In Lucas' case, Housing Court Judge Peter Wendt (See Profile) decided that it should, ruling in 2010 that her apartment was rent stabilized because her 76-unit building had been receiving J-51 benefits for the first few months of her lease in 2002.
Wendt said the landlord could have deregulated the unit after the J-51 benefits expired later in 2002 if it had given Lucas notice that it was planning to do so when she signed her lease.
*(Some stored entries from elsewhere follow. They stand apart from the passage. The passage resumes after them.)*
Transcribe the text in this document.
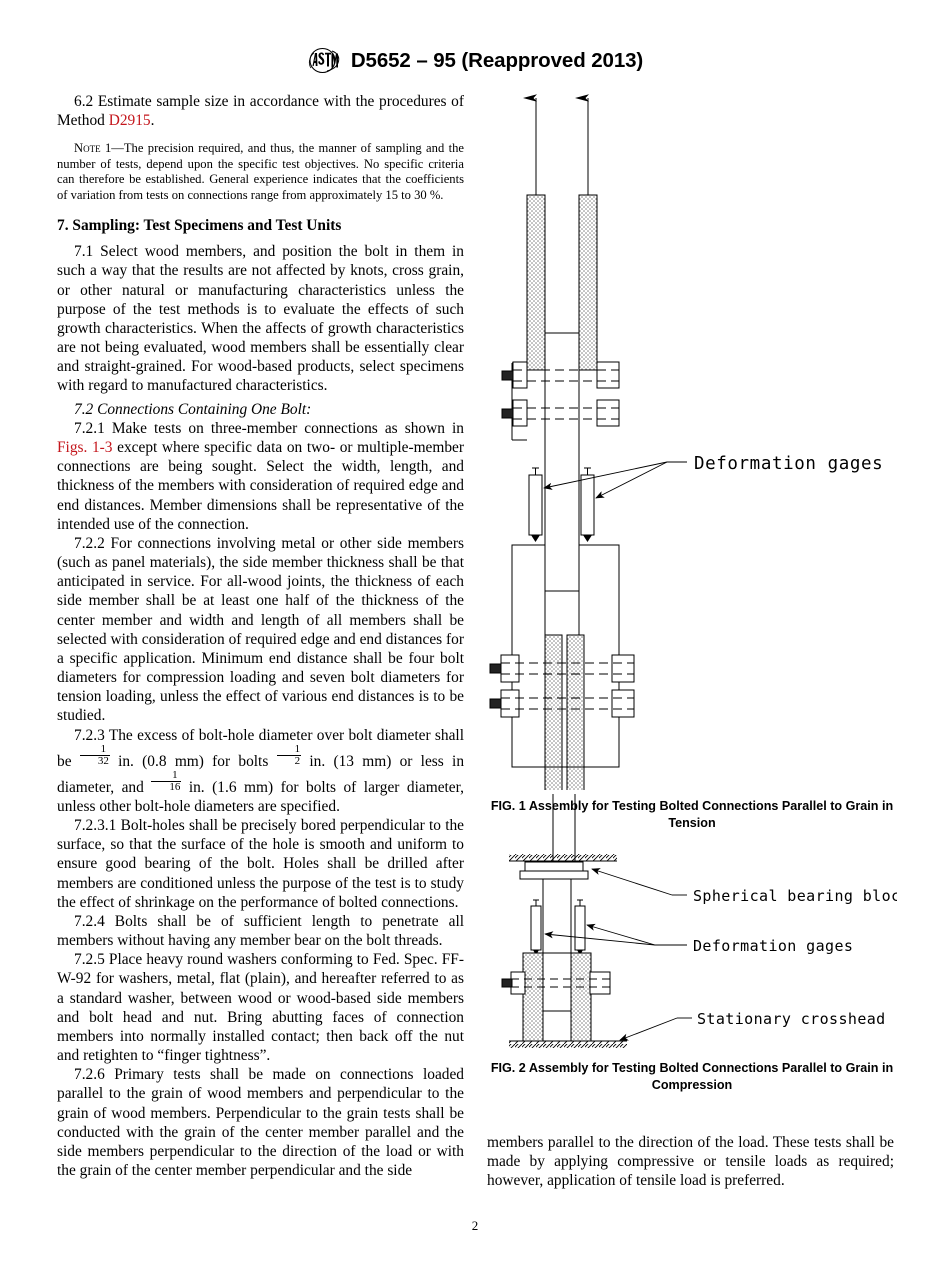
D5652 – 95 (Reapproved 2013)

6.2 Estimate sample size in accordance with the procedures of Method D2915.

Note 1—The precision required, and thus, the manner of sampling and the number of tests, depend upon the specific test objectives. No specific criteria can therefore be established. General experience indicates that the coefficients of variation from tests on connections range from approximately 15 to 30 %.

7. Sampling: Test Specimens and Test Units

7.1 Select wood members, and position the bolt in them in such a way that the results are not affected by knots, cross grain, or other natural or manufacturing characteristics unless the purpose of the test methods is to evaluate the effects of such growth characteristics. When the affects of growth characteristics are not being evaluated, wood members shall be essentially clear and straight-grained. For wood-based products, select specimens with regard to manufactured characteristics.

7.2 Connections Containing One Bolt:

7.2.1 Make tests on three-member connections as shown in Figs. 1-3 except where specific data on two- or multiple-member connections are being sought. Select the width, length, and thickness of the members with consideration of required edge and end distances. Member dimensions shall be representative of the intended use of the connection.

7.2.2 For connections involving metal or other side members (such as panel materials), the side member thickness shall be that anticipated in service. For all-wood joints, the thickness of each side member shall be at least one half of the thickness of the center member and width and length of all members shall be selected with consideration of required edge and end distances for a specific application. Minimum end distance shall be four bolt diameters for compression loading and seven bolt diameters for tension loading, unless the effect of various end distances is to be studied.

7.2.3 The excess of bolt-hole diameter over bolt diameter shall be $\frac{1}{32}$ in. (0.8 mm) for bolts $\frac{1}{2}$ in. (13 mm) or less in diameter, and $\frac{1}{16}$ in. (1.6 mm) for bolts of larger diameter, unless other bolt-hole diameters are specified.

7.2.3.1 Bolt-holes shall be precisely bored perpendicular to the surface, so that the surface of the hole is smooth and uniform to ensure good bearing of the bolt. Holes shall be drilled after members are conditioned unless the purpose of the test is to study the effect of shrinkage on the performance of bolted connections.

7.2.4 Bolts shall be of sufficient length to penetrate all members without having any member bear on the bolt threads.

7.2.5 Place heavy round washers conforming to Fed. Spec. FF-W-92 for washers, metal, flat (plain), and hereafter referred to as a standard washer, between wood or wood-based side members and bolt head and nut. Bring abutting faces of connection members into normally installed contact; then back off the nut and retighten to “finger tightness”.

7.2.6 Primary tests shall be made on connections loaded parallel to the grain of wood members and perpendicular to the grain of wood members. Perpendicular to the grain tests shall be conducted with the grain of the center member parallel and the side members perpendicular to the direction of the load or with the grain of the center member perpendicular and the side

Deformation gages
FIG. 1 Assembly for Testing Bolted Connections Parallel to Grain in Tension
Spherical bearing block
Deformation gages
Stationary crosshead
FIG. 2 Assembly for Testing Bolted Connections Parallel to Grain in Compression

members parallel to the direction of the load. These tests shall be made by applying compressive or tensile loads as required; however, application of tensile load is preferred.

2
However, Wendt said, because the landlord gave her no such notice, the apartment must remain rent stabilized as long as she lives there.
To calculate Lucas' new, stabilized rent, Wendt used her rent from four years before the lawsuit began, $2,250, following the standard four-year statute of limitations for rent overcharge actions rather than trying to determine what the rent would be if the apartment had never been deregulated.
Wendt also awarded Lucas attorney fees, but denied her request for treble damages.
On appeal, the Appellate Term affirmed Wendt except on the issue of attorney fees. The Appellate Term panel, which consisted of Justices Martin Schoenfeld, Martin Shulman and Alexander Hunter, said it was not appropriate to award fees because the landlord believed, before Roberts, that Lucas' apartment was properly deregulated.
Both sides appealed.
The First Department panel said the lower courts should have looked beyond the four-year statute of limitations "in light of the improper deregulation of the apartment and given that the record does not clearly establish the validity of the rent increase that brought the rent-stabilized amount above $2,000."
The panel said the landlord had provided no documentation of the claimed $30,000 in renovations.
The panel also reinstated Lucas' claim for treble damages, ordering further proceedings on remand.
"Further inquiry upon remand is required to determine whether the overcharge was not willful, but rather the result of reasonable reliance on a DHCR regulation," the panel said.